Uni Soviet mendukung gerakan antikolonialisme di Asia dan tertarik dengan misi Sukarno untuk membebaskan seluruh Hindia Timur dari pemerintahan kolonial Belanda. Dukungan terbuka dan bantuan persenjataan Moskow terhadap Jakarta memaksa Belanda untuk bernegosiasi di meja perundingan.
Tak seperti perjuangan pembebasan negara-negara jajahan Inggris yang akhirnya diberi jalan untuk merdeka dan membentuk negara baru, Indonesia benar-benar harus melawan Belanda dalam perang empat tahun untuk mencapai kemerdekaan seutuhnya.

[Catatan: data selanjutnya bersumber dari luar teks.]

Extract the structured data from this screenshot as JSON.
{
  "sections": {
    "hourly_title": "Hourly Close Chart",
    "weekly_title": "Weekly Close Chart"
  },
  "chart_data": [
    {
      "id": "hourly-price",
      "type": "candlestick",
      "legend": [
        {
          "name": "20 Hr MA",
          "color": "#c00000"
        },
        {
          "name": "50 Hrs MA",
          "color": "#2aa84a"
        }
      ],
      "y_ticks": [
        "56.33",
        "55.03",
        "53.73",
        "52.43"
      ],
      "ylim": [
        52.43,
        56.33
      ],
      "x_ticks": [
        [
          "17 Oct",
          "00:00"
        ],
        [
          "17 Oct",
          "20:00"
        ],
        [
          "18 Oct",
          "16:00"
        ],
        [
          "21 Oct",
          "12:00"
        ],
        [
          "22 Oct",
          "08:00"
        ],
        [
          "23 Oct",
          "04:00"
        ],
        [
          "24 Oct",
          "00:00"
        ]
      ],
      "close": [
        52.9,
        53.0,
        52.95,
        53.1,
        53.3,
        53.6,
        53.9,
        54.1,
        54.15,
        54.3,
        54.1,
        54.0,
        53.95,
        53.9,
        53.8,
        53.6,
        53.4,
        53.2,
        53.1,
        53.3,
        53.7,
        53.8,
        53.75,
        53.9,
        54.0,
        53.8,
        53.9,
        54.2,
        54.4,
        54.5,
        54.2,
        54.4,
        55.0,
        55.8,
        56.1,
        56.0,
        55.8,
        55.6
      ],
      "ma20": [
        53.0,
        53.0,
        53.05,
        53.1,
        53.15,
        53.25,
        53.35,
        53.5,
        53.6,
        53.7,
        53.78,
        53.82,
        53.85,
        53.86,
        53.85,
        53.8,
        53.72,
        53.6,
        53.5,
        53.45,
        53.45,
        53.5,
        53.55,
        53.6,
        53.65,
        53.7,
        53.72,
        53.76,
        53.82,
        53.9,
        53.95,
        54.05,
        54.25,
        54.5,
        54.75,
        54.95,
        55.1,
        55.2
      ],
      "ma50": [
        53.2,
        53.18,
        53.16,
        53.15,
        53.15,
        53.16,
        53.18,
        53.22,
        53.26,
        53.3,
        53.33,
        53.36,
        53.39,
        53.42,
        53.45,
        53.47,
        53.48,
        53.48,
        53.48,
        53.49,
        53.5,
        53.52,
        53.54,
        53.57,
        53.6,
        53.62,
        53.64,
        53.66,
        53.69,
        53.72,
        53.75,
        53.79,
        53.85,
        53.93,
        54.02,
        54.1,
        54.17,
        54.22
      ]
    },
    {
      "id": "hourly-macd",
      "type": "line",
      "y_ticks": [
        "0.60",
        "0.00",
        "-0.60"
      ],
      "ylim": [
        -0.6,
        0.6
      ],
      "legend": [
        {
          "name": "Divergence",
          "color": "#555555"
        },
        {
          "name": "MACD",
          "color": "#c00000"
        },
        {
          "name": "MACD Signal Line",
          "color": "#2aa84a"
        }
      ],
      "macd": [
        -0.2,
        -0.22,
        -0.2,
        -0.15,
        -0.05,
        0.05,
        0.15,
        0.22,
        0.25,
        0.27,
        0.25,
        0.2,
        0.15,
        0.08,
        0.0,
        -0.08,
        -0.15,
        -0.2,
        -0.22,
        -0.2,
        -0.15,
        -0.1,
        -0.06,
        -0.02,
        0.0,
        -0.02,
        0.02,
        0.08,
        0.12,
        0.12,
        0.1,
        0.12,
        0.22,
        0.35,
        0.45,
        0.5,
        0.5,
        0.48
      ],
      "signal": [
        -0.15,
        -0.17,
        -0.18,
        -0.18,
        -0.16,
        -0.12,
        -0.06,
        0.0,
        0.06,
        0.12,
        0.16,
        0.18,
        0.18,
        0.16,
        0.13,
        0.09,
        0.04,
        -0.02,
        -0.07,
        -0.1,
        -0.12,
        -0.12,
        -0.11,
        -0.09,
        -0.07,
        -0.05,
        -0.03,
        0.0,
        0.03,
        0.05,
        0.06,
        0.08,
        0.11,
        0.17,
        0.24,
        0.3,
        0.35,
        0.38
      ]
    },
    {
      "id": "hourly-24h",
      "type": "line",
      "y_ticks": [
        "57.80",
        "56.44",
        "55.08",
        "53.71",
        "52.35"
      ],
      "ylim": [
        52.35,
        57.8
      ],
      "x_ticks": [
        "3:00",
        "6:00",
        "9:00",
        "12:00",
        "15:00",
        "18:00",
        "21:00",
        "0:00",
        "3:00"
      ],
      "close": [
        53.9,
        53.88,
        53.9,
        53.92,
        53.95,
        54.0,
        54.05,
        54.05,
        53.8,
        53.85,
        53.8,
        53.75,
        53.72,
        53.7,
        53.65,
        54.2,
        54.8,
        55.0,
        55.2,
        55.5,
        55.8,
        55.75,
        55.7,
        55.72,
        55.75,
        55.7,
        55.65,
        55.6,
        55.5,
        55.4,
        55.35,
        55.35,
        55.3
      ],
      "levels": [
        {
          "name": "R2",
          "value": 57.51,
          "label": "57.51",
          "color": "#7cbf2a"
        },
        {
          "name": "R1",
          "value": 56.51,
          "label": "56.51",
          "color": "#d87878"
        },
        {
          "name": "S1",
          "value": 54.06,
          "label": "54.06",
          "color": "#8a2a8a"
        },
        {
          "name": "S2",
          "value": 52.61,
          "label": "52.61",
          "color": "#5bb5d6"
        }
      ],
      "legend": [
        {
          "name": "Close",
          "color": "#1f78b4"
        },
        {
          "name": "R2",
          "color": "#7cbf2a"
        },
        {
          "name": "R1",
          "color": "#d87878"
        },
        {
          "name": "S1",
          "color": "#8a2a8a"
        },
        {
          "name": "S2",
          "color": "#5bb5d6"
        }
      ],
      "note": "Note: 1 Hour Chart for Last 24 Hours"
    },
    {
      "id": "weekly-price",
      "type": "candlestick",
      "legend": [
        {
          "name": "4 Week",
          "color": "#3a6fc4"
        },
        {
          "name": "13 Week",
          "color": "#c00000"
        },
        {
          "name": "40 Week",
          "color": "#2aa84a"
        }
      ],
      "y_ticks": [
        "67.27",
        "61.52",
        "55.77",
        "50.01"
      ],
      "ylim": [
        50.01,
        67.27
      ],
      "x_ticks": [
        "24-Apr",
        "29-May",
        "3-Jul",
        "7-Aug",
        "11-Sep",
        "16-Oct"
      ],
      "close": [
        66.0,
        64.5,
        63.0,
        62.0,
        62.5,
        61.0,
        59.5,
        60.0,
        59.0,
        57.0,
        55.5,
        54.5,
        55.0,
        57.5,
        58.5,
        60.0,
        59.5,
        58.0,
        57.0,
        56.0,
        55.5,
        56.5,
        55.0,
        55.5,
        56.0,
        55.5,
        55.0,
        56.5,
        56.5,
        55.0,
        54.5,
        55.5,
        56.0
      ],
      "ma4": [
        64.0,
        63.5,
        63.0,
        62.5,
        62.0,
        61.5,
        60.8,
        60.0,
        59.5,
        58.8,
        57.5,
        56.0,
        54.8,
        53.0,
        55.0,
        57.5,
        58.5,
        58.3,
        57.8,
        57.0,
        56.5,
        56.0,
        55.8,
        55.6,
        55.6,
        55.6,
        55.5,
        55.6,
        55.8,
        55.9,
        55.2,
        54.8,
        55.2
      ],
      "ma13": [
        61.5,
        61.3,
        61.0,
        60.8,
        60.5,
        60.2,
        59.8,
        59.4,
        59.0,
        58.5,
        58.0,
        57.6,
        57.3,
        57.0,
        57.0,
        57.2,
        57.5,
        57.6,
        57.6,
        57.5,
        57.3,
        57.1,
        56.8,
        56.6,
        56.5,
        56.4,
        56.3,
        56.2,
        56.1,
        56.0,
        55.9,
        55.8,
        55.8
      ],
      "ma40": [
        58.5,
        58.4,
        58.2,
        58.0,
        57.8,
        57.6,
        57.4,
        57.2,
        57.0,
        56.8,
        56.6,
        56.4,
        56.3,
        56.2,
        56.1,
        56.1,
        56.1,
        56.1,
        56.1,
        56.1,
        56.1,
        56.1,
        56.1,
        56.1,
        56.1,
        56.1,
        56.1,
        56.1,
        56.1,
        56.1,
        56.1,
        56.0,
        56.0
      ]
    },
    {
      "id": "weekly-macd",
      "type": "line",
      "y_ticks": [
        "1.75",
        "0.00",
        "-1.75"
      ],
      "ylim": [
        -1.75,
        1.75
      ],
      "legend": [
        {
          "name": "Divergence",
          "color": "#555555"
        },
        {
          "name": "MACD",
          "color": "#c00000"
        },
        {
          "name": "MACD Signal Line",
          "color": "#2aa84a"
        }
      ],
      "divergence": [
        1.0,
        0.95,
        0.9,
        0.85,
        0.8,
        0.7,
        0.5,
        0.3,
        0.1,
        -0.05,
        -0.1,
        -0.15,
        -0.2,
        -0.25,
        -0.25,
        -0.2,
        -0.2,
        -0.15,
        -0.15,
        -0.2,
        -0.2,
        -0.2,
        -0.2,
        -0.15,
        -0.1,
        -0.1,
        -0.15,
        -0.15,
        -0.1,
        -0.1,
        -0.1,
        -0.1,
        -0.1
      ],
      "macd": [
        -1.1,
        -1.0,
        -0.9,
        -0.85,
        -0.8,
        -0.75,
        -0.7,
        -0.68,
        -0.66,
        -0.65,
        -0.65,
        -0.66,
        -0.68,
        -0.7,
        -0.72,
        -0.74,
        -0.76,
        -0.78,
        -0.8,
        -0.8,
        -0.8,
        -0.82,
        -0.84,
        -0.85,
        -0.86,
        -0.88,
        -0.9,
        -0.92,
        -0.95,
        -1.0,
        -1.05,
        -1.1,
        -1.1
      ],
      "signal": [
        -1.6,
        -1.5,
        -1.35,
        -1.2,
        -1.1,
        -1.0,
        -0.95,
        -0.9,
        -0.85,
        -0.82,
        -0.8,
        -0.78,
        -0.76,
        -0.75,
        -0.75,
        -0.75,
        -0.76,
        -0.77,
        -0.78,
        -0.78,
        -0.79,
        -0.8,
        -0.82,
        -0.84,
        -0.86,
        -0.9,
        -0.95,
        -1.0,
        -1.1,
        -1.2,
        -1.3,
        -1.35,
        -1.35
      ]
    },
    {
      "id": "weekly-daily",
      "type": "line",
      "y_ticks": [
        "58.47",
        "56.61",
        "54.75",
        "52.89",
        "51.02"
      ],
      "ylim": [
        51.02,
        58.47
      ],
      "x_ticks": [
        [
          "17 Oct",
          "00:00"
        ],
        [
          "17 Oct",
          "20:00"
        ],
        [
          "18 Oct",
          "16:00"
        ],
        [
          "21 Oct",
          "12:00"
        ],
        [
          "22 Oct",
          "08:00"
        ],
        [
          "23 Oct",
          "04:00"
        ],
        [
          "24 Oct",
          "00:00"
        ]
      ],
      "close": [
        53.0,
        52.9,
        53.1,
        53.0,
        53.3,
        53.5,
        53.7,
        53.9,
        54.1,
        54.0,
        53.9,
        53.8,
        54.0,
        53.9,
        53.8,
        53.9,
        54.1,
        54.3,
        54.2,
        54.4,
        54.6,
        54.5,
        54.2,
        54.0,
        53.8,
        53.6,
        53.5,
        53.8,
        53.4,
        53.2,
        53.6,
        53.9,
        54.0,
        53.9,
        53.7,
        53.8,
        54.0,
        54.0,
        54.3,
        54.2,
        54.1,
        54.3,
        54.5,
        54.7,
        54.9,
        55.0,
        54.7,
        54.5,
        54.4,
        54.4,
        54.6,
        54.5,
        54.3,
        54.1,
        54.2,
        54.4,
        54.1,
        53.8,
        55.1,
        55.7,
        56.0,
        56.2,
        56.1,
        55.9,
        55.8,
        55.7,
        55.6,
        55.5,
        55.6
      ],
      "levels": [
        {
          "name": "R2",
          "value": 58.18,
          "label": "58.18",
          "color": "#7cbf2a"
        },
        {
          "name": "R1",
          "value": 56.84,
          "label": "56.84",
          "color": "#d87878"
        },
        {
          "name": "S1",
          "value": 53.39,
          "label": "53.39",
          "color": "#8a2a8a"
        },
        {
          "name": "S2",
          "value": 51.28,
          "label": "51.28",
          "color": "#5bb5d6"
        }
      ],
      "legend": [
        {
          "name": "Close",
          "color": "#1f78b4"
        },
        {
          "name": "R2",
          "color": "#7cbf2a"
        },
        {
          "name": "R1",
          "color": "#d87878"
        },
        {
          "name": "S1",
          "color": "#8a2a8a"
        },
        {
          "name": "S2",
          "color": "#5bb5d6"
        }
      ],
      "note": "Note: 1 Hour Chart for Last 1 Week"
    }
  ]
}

Pada Desember 1949, Belanda mengakui kedaulatan Indonesia di seluruh bekas wilayah Hindia Belanda, kecuali Papua. Pemerintah Belanda beralasan bahwa pulau dan suku-suku yang mendiami Papua memiliki kebudayaan mereka sendiri yang berbeda dengan wilayah Indonesia lainnya.
Presiden pertama RI Sukarno, yang memimpin gerakan kemerdekaan Indonesia, membuat misi pribadi untuk membebaskan wilayah yang saat itu disebut sebagai Irian Barat dari kekuasaan Belanda.
“Pada awalnya, ini adalah upaya yang sia-sia,” kata Clarice Van den Hengel, seorang peneliti dan ahli Indonesia yang tinggal di Den Haag, kepada RBTH. “Awalnya, Amerika, yang telah membentuk NATO, mendukung Belanda, sedangkan Stalin tidak peduli dengan Indonesia yang berada jauh di khatulistiwa.”
Upaya Sukarno untuk membebaskan Irian Barat dimulai dengan melakukan negosiasi bilateral langsung dengan Belanda. Ketika langkah ini gagal, Indonesia kemudian mencoba untuk menggalang dukungan di Majelis Umum PBB. Namun, hal ini pun terbukti sia-sia.
Konfrontasi
Pada tahun 1956, Presiden Sukarno, yang memiliki kecenderungan jiwa sosialis yang kuat, melakukan kunjungan pertamanya ke Moskow. Di Moskow, sang presiden pertama RI membahas sengketa negaranya dengan Belanda, yang kemudian disebut sebagai Sengketa Irian Barat.
Pemimpin Soviet Nikita Khrushchev, yang mendukung gerakan antikolonialisme di Asia dan Afrika, dengan cepat mengumumkan dukungannya terhadap Indonesia yang pada waktu itu tengah berupaya mendapatkan dukungan di PBB.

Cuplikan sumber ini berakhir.